StartCode is written:
* by FullTableBackupClient, which sets it to 0 at the start of a full backup
when no previous backup exists in that root
* by FullTableBackupClient, just before completing a full backup, it is set to
min(regionserver timestamps)
* by IncrementalTableBackupClient, before handling bulk loads and completing
the backup, it is set to min(regionserver timestamps)
Given that the regionserver timestamps are also written into the BackupInfo
(see #tableSetTimestampMap), this means that we could replace the reading of
the startCode of a backupRoot by simply reading the BackupInfo of the latest
successful backup on that root.
Advantages:
* Updating the startCode would happen together with completing the backup (=
writing the BackupInfo with the COMPLETED status), eliminating a window where
the 2 are not aligned.
* Less code & less concepts involved in backup handling
Minimal downside:
* The BackupLogCleaner would have to be adjusted to either use the latest
COMPLETED backup per root, or if the RUNNING backup in case there is no
COMPLETED backup. This is a tad more specialized than the current (broken)
functionality where it just looks at the startcode and regionserver timestamps.
CC [~ndimiduk] [~hgromer] This turned out to be a bigger thing than I initially
thought, so I'd be interested in your thoughts before tackling this.
> WAL logs are unprotected during first full backup
> -------------------------------------------------
>
> Key: HBASE-29800
> URL: https://issues.apache.org/jira/browse/HBASE-29800
> Project: HBase
> Issue Type: Bug
> Components: backup&restore
> Reporter: Dieter De Paepe
> Priority: Major
>
> There is a small window during the creation of the first full backup in the
> first/only backup root where WAL logs might be eligible for deletion, which
> could lead to data loss for incremental backups in the following backups.

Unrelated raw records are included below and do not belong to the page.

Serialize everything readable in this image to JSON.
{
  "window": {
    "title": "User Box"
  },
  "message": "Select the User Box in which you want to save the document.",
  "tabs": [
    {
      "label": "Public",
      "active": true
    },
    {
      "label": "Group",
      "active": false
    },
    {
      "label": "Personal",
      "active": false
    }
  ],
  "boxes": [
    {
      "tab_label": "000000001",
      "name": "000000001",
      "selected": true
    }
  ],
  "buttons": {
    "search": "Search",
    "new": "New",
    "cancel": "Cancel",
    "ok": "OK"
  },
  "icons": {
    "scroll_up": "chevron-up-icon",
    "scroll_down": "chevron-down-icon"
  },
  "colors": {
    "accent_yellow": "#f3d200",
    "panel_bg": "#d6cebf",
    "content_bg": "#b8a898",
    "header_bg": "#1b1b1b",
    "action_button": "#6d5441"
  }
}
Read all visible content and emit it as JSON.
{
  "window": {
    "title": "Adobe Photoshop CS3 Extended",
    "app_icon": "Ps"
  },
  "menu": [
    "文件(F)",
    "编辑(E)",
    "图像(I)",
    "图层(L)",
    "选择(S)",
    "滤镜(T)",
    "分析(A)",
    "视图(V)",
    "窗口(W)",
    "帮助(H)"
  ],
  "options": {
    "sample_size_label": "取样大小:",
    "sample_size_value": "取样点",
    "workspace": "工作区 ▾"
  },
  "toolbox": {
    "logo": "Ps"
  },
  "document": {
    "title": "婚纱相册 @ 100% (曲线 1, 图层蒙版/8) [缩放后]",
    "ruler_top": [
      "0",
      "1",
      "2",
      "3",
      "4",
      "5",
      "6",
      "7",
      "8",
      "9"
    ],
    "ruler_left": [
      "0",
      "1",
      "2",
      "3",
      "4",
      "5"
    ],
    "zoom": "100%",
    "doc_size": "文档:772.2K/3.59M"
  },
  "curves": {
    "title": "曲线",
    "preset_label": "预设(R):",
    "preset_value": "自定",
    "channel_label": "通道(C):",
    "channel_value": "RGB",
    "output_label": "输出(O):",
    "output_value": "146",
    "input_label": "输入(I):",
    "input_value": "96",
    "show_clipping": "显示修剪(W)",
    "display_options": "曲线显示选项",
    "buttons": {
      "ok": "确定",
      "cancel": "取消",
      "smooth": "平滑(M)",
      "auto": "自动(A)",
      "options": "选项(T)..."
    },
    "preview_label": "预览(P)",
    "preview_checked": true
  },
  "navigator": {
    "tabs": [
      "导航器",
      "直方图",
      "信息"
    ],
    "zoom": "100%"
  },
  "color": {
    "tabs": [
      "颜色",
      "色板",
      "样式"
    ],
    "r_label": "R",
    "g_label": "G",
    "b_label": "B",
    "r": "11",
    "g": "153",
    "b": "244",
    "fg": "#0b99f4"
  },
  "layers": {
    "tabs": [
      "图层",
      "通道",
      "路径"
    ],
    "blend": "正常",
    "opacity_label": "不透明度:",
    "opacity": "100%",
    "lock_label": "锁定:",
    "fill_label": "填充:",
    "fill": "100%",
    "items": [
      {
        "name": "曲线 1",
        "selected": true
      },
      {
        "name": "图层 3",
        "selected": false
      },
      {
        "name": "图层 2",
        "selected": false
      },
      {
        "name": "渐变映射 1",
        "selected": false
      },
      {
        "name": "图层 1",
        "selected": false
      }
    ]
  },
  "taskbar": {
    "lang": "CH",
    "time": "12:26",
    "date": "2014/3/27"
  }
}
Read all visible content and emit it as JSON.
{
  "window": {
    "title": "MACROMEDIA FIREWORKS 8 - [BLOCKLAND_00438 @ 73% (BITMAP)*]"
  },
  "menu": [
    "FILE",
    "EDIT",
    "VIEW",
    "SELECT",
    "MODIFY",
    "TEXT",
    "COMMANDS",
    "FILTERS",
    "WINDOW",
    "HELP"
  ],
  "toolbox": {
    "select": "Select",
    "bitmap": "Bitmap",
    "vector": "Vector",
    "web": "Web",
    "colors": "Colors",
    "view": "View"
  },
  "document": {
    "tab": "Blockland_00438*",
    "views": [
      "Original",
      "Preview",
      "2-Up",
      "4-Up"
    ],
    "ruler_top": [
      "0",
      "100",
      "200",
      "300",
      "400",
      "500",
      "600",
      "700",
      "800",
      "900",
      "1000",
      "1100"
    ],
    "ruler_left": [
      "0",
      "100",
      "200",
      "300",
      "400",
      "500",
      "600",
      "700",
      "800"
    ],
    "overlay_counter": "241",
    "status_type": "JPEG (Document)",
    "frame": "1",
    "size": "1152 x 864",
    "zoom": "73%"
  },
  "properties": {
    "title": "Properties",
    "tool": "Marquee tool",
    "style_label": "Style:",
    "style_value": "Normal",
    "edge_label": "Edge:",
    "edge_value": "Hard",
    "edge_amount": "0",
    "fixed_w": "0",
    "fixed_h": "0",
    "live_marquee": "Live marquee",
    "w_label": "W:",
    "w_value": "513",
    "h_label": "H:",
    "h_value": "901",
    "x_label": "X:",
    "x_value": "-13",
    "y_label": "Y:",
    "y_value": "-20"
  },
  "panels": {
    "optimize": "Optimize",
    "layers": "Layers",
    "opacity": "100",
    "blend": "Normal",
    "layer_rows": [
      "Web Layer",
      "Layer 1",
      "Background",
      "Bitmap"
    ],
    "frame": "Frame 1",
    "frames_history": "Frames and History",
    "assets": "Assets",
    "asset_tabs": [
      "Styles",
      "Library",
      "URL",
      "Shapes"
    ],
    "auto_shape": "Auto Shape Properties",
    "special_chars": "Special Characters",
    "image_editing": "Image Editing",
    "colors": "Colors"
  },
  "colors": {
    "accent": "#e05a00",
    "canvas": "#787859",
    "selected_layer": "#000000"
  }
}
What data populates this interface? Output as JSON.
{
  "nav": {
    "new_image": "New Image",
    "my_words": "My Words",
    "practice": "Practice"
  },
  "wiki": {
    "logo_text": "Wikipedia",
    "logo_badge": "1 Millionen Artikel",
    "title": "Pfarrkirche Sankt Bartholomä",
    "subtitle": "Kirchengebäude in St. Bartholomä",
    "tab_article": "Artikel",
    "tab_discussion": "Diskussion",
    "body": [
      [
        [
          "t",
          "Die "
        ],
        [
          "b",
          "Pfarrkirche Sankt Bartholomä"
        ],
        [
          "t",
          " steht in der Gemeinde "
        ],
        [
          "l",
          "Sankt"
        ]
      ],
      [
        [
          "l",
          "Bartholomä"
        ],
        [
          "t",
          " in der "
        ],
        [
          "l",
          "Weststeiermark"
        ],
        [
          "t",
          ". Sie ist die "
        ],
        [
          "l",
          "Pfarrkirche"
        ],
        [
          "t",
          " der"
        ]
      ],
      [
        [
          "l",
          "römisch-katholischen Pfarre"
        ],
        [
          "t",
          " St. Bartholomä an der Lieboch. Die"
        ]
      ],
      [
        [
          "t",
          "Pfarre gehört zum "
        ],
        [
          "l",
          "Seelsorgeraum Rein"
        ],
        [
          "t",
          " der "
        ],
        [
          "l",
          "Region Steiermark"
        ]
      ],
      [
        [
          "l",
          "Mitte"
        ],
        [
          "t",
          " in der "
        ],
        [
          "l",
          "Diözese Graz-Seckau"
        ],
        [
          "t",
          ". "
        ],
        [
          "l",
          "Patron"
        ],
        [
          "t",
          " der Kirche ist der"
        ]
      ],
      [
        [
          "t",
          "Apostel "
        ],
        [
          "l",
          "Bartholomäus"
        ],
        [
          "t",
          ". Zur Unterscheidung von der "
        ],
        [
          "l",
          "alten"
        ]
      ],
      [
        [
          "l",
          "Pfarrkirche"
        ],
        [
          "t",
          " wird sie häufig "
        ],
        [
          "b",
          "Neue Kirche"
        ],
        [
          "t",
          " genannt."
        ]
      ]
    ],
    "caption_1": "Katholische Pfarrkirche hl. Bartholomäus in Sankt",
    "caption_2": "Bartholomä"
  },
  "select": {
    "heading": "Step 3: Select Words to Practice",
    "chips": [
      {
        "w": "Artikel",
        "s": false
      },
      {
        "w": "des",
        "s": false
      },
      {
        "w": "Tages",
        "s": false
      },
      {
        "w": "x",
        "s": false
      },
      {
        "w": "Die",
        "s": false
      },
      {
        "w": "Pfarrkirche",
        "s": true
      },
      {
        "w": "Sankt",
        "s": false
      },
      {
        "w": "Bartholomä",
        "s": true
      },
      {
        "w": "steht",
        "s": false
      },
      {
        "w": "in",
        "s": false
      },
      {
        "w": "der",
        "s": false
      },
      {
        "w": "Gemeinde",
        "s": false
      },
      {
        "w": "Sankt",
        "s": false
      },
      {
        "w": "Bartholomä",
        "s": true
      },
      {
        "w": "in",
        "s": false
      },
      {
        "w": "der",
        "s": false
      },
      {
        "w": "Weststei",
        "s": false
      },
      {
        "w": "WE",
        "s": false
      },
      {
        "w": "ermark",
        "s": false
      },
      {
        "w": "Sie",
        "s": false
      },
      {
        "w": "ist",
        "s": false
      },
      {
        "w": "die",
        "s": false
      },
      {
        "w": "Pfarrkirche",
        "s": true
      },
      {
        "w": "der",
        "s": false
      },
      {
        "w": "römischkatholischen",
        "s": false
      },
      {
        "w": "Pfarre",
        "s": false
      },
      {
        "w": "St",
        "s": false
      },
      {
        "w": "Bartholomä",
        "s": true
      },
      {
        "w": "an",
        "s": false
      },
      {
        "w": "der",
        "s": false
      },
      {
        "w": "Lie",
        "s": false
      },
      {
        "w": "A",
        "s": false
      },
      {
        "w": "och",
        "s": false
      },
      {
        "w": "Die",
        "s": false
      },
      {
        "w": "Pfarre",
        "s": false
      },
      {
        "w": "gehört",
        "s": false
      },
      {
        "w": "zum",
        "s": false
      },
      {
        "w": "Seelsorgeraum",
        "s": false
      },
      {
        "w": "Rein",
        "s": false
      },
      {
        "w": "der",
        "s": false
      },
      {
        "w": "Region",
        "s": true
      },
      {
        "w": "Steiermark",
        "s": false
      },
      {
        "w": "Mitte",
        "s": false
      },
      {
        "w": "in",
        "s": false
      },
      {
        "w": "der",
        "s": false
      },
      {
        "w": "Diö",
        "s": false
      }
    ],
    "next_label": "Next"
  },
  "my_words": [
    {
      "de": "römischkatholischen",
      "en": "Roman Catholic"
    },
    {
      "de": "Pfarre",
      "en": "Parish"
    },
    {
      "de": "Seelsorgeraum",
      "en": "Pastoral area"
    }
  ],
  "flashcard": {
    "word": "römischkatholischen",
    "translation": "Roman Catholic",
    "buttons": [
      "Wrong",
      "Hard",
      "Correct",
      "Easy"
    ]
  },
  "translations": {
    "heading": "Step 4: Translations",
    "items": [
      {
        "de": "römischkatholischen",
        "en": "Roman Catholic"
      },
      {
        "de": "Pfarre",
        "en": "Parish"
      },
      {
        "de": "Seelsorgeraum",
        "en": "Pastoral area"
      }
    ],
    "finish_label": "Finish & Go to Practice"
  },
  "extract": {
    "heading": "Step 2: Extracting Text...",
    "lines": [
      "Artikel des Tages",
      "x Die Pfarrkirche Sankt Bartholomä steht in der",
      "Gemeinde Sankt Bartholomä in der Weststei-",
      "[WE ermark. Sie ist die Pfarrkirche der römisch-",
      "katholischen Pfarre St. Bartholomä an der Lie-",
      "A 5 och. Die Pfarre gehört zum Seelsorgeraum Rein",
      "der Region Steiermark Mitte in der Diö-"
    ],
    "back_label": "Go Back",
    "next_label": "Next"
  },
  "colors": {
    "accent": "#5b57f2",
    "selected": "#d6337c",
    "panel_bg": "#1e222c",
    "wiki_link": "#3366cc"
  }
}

> Pseudo code for this scenario is as follows (see
> FullTableBackupClient#execute):
> {code:java}
> // This is our first backup. Let's put some marker to system table so that we
> can hold the
> // logs while we do the backup.
> backupManager.writeBackupStartCode(0L);
> // Roll the WALs
> BackupUtils.logRoll(...);
> snapshotAndCopyTables();
> backupManager.writeBackupStartCode(newStartCode);
> // Register the backupInfo as completed
> completeBackup(...);{code}
> The comment of the "0" backupStartCode suggests that it prevents WAL deletion
> until the backup is completed, but this is not the case.
> The component responsible for preventing WAL deletion for backups is
> BackupLogCleaner. While the log cleaner does read & use the backup start
> codes, it only does so for backups that are already completed:
> {code:java}
> // true means only include completed backups
> List<BackupInfo> backups = sysTable.getBackupHistory(true); {code}
> So the log cleaner will not even be aware of the backup root.
> I believe this means there is a risk of data loss in the following
> incremental backup when a table, after it has been snapshotted but before the
> backup is completed, performs a log roll and the log cleaner activates.
> Simplest fix is probably to have the log cleaner also use in-progress
> backupInfos to calculate the startCode.